I’ll bang the drum on fruit juice, full-sugar soft drinks and breakfast cereals all day every day.

That insulin surge happens multiple times per day for most people. A quick sandwich, that cake in the afternoon, pasta with your dinner… all spike blood sugar.

Welcome to the aptly named ‘Glucose Rollercoaster’ of highs, lows, and constant carbohydrate / sugar cravings.

Breakfast Cereals, poison with added vitamins

But, But Mark – Fruit is Healthy!

An apple a day keeps the doctor away was not bad advice fifty years ago.

In those days, total fruit consumption was tiny. High Fructose Corn Syrup was not used to sweeten processed foods and drinks. And vitamins and mineral supplements were rare.

These days, you can get all the vitamin C you need from a simple over the counter pill (or even better, vegetables). Add fibre from healthy cruciferous greens and a balanced intake of minerals, and you don’t need that fructose-spiking apple at all.

Berries are low in sugar and high in antioxidant – and taste great.

That apple or other piece of fruit is far better than processed fruit juice.


Wrapping Up: Sugar is Poisonous – It is Also my Personal Weakness

I’ll end this page by admitting my own weakness for sugars.

When I feel down, or have not slept well, my craving skyrockets. When I see the dessert menu, a fierce internal battle begins. Chocolate, crème bule and ice cream… ahh, they are just so delicious.

While I don’t subscribe to the live like a monk to reach 120 school of thought – sugar is something to manage closely.

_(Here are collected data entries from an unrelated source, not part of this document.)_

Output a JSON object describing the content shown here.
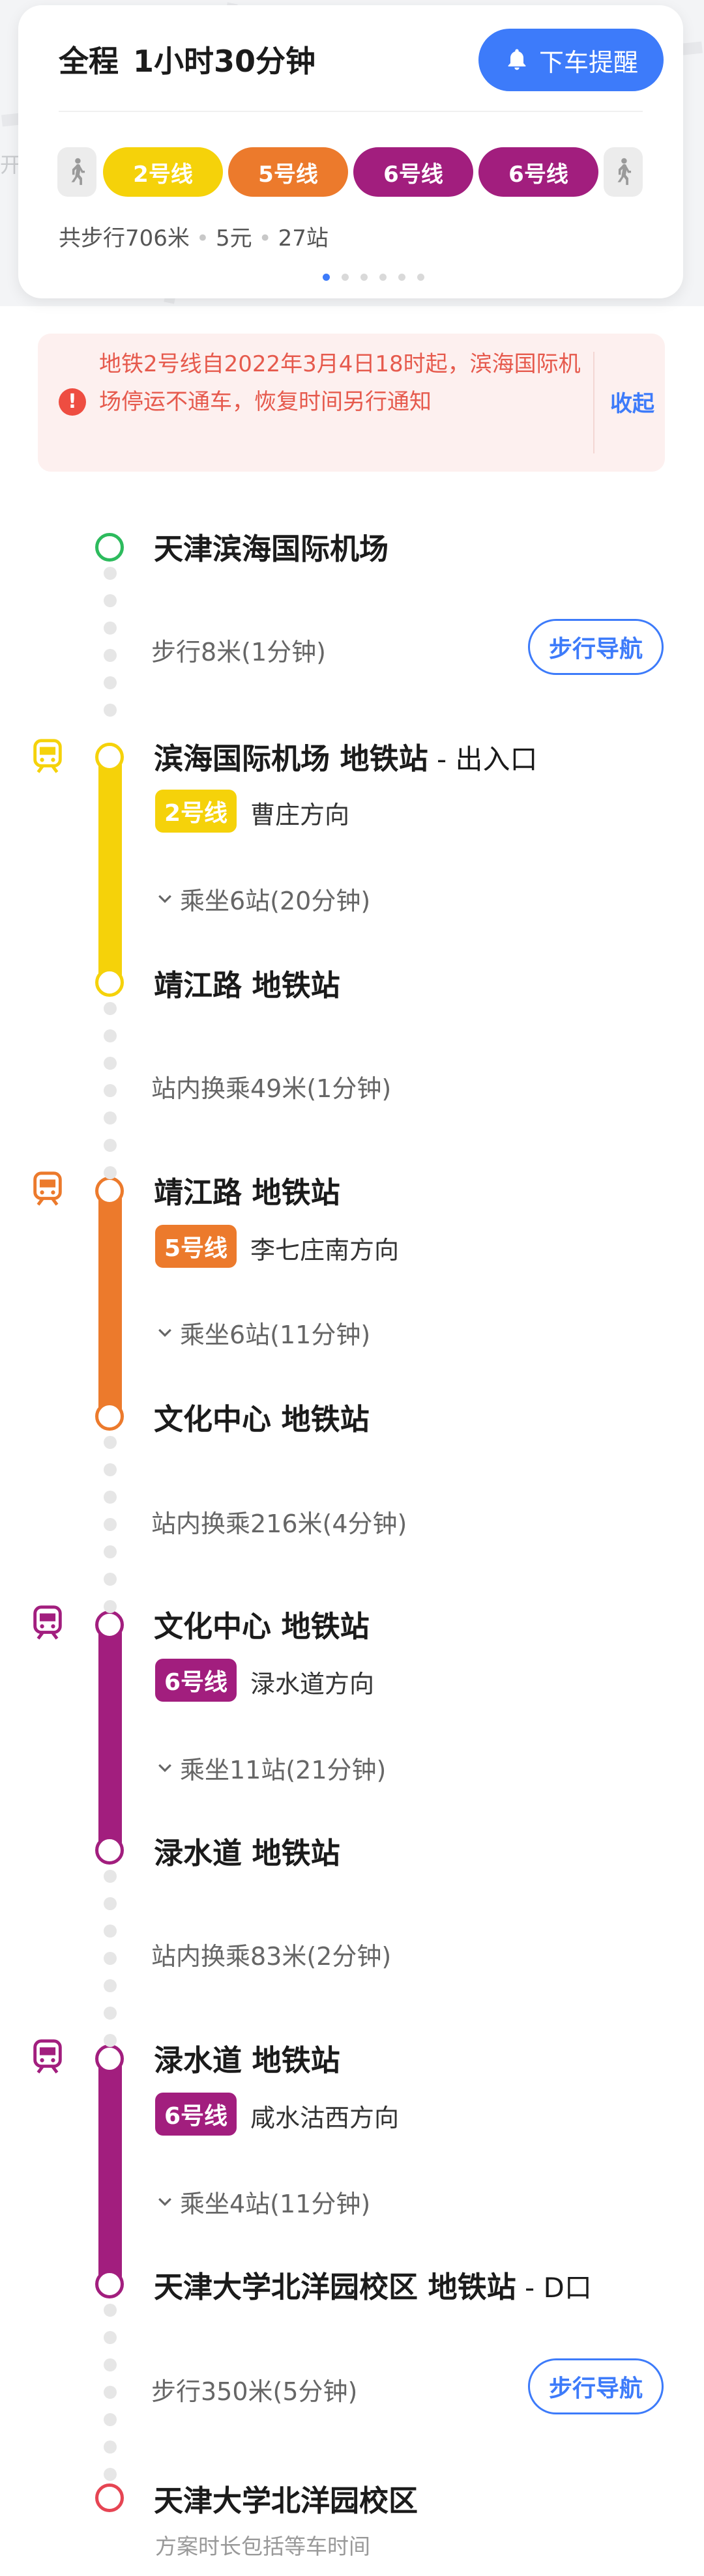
{
  "map": {
    "label": "开"
  },
  "summary": {
    "total_label": "全程",
    "duration": "1小时30分钟",
    "remind_button": "下车提醒",
    "lines": [
      {
        "label": "2号线",
        "color": "#f5d20a",
        "text_color": "#ffffff"
      },
      {
        "label": "5号线",
        "color": "#ec7a2c",
        "text_color": "#ffffff"
      },
      {
        "label": "6号线",
        "color": "#a21e7e",
        "text_color": "#ffffff"
      },
      {
        "label": "6号线",
        "color": "#a21e7e",
        "text_color": "#ffffff"
      }
    ],
    "walk_total": "共步行706米",
    "fare": "5元",
    "stops": "27站",
    "page_count": 6,
    "active_page": 1
  },
  "notice": {
    "text": "地铁2号线自2022年3月4日18时起，滨海国际机场停运不通车，恢复时间另行通知",
    "collapse": "收起",
    "icon": "alert-icon"
  },
  "route": {
    "start": "天津滨海国际机场",
    "walk1": "步行8米(1分钟)",
    "nav_label": "步行导航",
    "legs": [
      {
        "line": "2号线",
        "color": "#f5d20a",
        "board": "滨海国际机场 地铁站",
        "board_entrance": " - 出入口",
        "direction": "曹庄方向",
        "ride": "乘坐6站(20分钟)",
        "alight": "靖江路 地铁站",
        "transfer": "站内换乘49米(1分钟)"
      },
      {
        "line": "5号线",
        "color": "#ec7a2c",
        "board": "靖江路 地铁站",
        "direction": "李七庄南方向",
        "ride": "乘坐6站(11分钟)",
        "alight": "文化中心 地铁站",
        "transfer": "站内换乘216米(4分钟)"
      },
      {
        "line": "6号线",
        "color": "#a21e7e",
        "board": "文化中心 地铁站",
        "direction": "渌水道方向",
        "ride": "乘坐11站(21分钟)",
        "alight": "渌水道 地铁站",
        "transfer": "站内换乘83米(2分钟)"
      },
      {
        "line": "6号线",
        "color": "#a21e7e",
        "board": "渌水道 地铁站",
        "direction": "咸水沽西方向",
        "ride": "乘坐4站(11分钟)",
        "alight": "天津大学北洋园校区 地铁站",
        "alight_exit": " - D口"
      }
    ],
    "walk2": "步行350米(5分钟)",
    "end": "天津大学北洋园校区",
    "footnote": "方案时长包括等车时间",
    "start_color": "#2dbb5d",
    "end_color": "#e64553"
  }
}
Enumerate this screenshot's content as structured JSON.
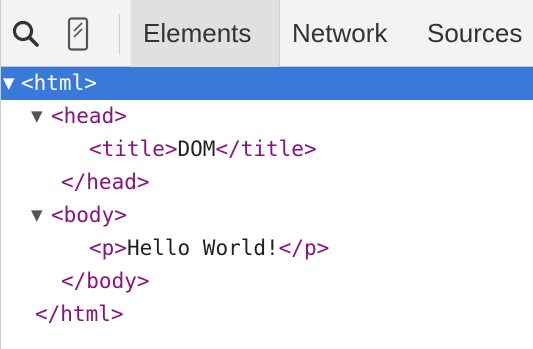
{
  "toolbar": {
    "tabs": [
      {
        "label": "Elements",
        "selected": true
      },
      {
        "label": "Network",
        "selected": false
      },
      {
        "label": "Sources",
        "selected": false
      }
    ],
    "icons": [
      "search-icon",
      "device-mode-icon"
    ]
  },
  "tree": {
    "html_open": "<html>",
    "head_open": "<head>",
    "title_open": "<title>",
    "title_text": "DOM",
    "title_close": "</title>",
    "head_close": "</head>",
    "body_open": "<body>",
    "p_open": "<p>",
    "p_text": "Hello World!",
    "p_close": "</p>",
    "body_close": "</body>",
    "html_close": "</html>",
    "expand_glyph": "▼"
  },
  "colors": {
    "tag": "#881280",
    "selection": "#3879d9",
    "toolbar_bg": "#f3f3f3"
  }
}
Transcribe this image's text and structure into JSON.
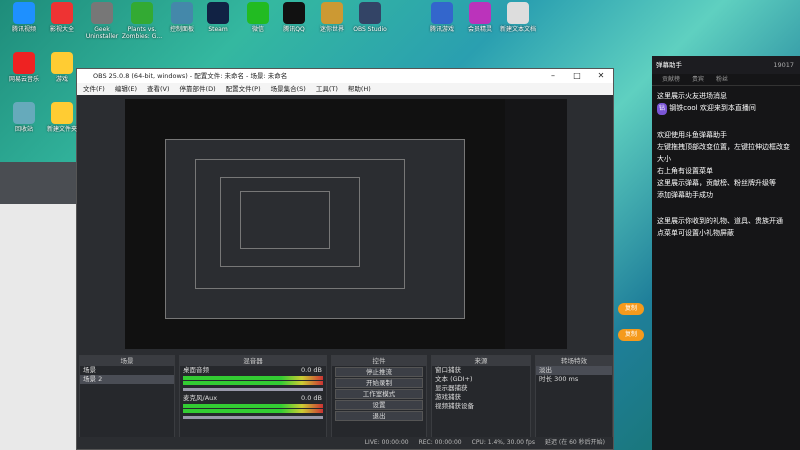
{
  "desktop_icons": [
    "腾讯视频",
    "影视大全",
    "Geek Uninstaller",
    "Plants vs. Zombies: G...",
    "控制面板",
    "Steam",
    "微信",
    "腾讯QQ",
    "迷你世界",
    "OBS Studio",
    "腾讯游戏",
    "会员精灵",
    "新建文本文档",
    "网易云音乐",
    "游戏",
    "回收站",
    "新建文件夹"
  ],
  "obs": {
    "title": "OBS 25.0.8 (64-bit, windows) - 配置文件: 未命名 - 场景: 未命名",
    "menu": [
      "文件(F)",
      "编辑(E)",
      "查看(V)",
      "停靠部件(D)",
      "配置文件(P)",
      "场景集合(S)",
      "工具(T)",
      "帮助(H)"
    ],
    "docks": {
      "scenes": {
        "title": "场景",
        "items": [
          "场景",
          "场景 2"
        ]
      },
      "mixer": {
        "title": "混音器",
        "tracks": [
          {
            "name": "桌面音频",
            "db": "0.0 dB"
          },
          {
            "name": "麦克风/Aux",
            "db": "0.0 dB"
          }
        ]
      },
      "controls": {
        "title": "控件",
        "buttons": [
          "停止推流",
          "开始录制",
          "工作室模式",
          "设置",
          "退出"
        ]
      },
      "sources": {
        "title": "来源",
        "items": [
          "窗口捕获",
          "文本 (GDI+)",
          "显示器捕获",
          "游戏捕获",
          "视频捕获设备"
        ]
      },
      "transitions": {
        "title": "转场特效",
        "type": "淡出",
        "duration_label": "时长",
        "duration": "300 ms"
      }
    },
    "status": [
      "LIVE: 00:00:00",
      "REC: 00:00:00",
      "CPU: 1.4%, 30.00 fps",
      "延迟 (在 60 秒后开始)"
    ]
  },
  "assistant": {
    "title": "弹幕助手",
    "tabs": [
      "贡献榜",
      "贵宾",
      "粉丝"
    ],
    "count": "19017",
    "messages": [
      "这里展示火友进场消息",
      "欢迎来到本直播间",
      "欢迎使用斗鱼弹幕助手",
      "左键拖拽顶部改变位置，左键拉伸边框改变大小",
      "右上角有设置菜单",
      "这里展示弹幕，贡献榜、粉丝牌升级等",
      "添加弹幕助手成功",
      "这里展示你收到的礼物、道具、贵族开通",
      "点菜单可设置小礼物屏蔽"
    ],
    "badge": "钻",
    "user": "钢铁cool"
  },
  "orange_buttons": [
    "复制",
    "复制"
  ]
}
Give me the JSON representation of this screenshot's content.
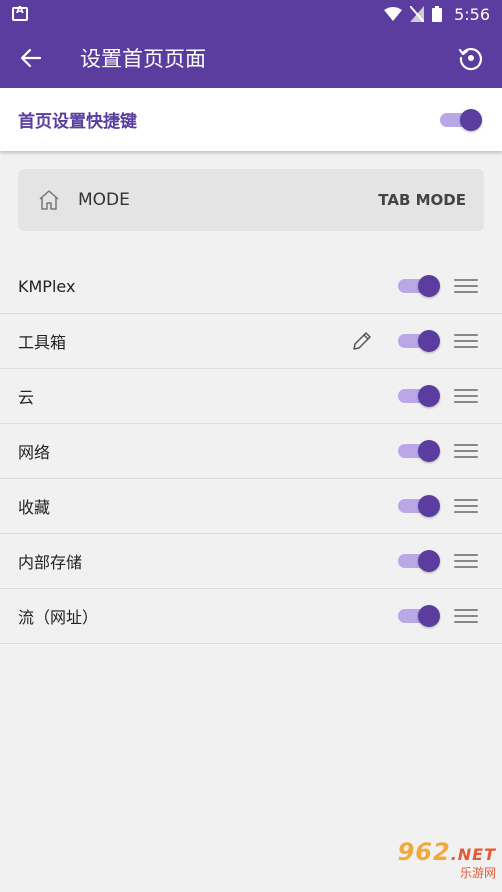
{
  "status_bar": {
    "time": "5:56"
  },
  "app_bar": {
    "title": "设置首页页面"
  },
  "shortcut": {
    "label": "首页设置快捷键",
    "enabled": true
  },
  "mode_card": {
    "label": "MODE",
    "value": "TAB MODE"
  },
  "items": [
    {
      "label": "KMPlex",
      "enabled": true,
      "editable": false
    },
    {
      "label": "工具箱",
      "enabled": true,
      "editable": true
    },
    {
      "label": "云",
      "enabled": true,
      "editable": false
    },
    {
      "label": "网络",
      "enabled": true,
      "editable": false
    },
    {
      "label": "收藏",
      "enabled": true,
      "editable": false
    },
    {
      "label": "内部存储",
      "enabled": true,
      "editable": false
    },
    {
      "label": "流（网址）",
      "enabled": true,
      "editable": false
    }
  ],
  "watermark": {
    "top": "962",
    "net": ".NET",
    "bottom": "乐游网"
  },
  "colors": {
    "primary": "#5a3d9e",
    "track": "#b9a7e6",
    "background": "#f1f1f1"
  },
  "icons": {
    "back": "arrow-left-icon",
    "restore": "restore-icon",
    "home": "home-icon",
    "edit": "pencil-icon",
    "drag": "drag-handle-icon"
  }
}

It is so damaging, especially with daily consumption, that the benefits of drugs, exercise, fasting and other longevity interventions will be wiped out. Getting the basics right is vital for a long, healthy life.

Fructose, glucose, sucrose (and the high-GI carbs which we break down into them) must become rare treats – and not a staple.

Longevity science can’t be any clearer, sugar is toxic and should be consumed in moderation. Sugar reduction is a major part of my health span habits guide.